Your next step is to get your sales team to start bucketing opportunities. Your new process has advantages. It is more likely to get salespeople to commit to a number and gives sales managers a systematic way to track subjective deal outlook. It underpins a scalable process where forecasts are accurate, well-formulated, and defensible.

Use the template shared below to communicate the rollout of your new Forecast Buckets. Make it your own.

Connecting your forecast data to a platform like QFlow.ai is optional, but addresses items 3-6 from our above list of what makes a superior forecasting process. It requires a QFlow.ai account with a QFlow for Sales subscription plan.
  • If you’re continuing with the technical setup, simply select the new Forecast Bucket field we created under the forecast configuration screen on QFlow.ai (login required).

Phasing deployment for proper collaborative forecasting in Salesforce.com

You’ll need to get buy-in from your sales managers and train your sales reps to use your new Forecast bucketing process. Getting buy-in is easier than you might expect, especially once folks learn what a third-party solution like QFlow can automate.

By connecting QFlow to Salesforce, you will address some of the more gnarly aspects of in-quarter sales forecasting. This includes:

  • intuitive opportunity roll ups by sales rep, team, and manager, trended over time
  • the ability to track where reps say they’ll land for the quarter, trended over time
  • 👆🏽comparisons of these two numbers trended against quota as the quarter progresses
  • reminders to sales to update SFDC and call their numbers before the weekly sales call starts
  • a structured way for reps to communicate successes and deal-blocking issues to the org
Submit a new sales forecast using Salesforce and QFlow
Salesforce pipeline and real-time opportunity roll up on QFlow

We typically recommend that companies take a cumulative crawl, walk, run approach to adopting a full-fledged forecasting process run by QFlow.ai.

Crawl

  • Your sales team uses Forecast Buckets in Salesforce.com
  • Revenue Operations, CRO, and VP Sales use QFlow.ai to track rep forecasts and opp roll ups

Walk

  • Your sales team uses QFlow.ai to submit timely forecasts, key deal commentary, and deal blockers
  • Warnings and reminders prevent stale forecasts and ensure an accurate forecast at all times.
  • History tracking enables sales managers to coach more effectively

Run

  • Forecasts are supplemented by a machine learning (ML) recipe
  • ML recipe is trained: behavioral, demographics, firmographics, and custom data
  • Predictive opp scores appear in SFDC and inform business forecasts in QFlow.ai

How to get free help with your forecasting process

We don’t do professional services, but we are happy to talk through your growth plans, forecasting process, and any feedback on this post.

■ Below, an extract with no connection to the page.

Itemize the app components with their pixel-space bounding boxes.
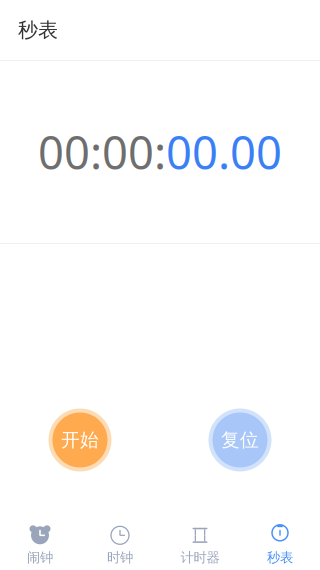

Schedule a call with one of us by booking time on our calendar here.



Appendix: communicating new process to sales reps

At ACME Corp, we use an opportunity's Stage to track where a deal is in terms of our sales process. We use the Forecast Bucket field to track your confidence level that an opportunity will close successfully by the close date.

The night prior to each forecast call, your opportunities should be updated and placed into a Forecast Bucket.

Those forecast buckets are:

Forecast Bucket Description
Commit These opportunities are progressing according to plan and our sales process. You are confident that the deal will close by the close date, barring a major unforeseen obstacle.
Expected It is probable that these opportunities will progress enough to close successfully by the close date, though there is work to be done.
Upside These opportunities require quite a bit of work to pull in by the close date, but they are nonetheless qualified and there is a close plan.
Omitted These opportunities have not yet been qualified or have been lost.
Won These opportunities are Closed Won.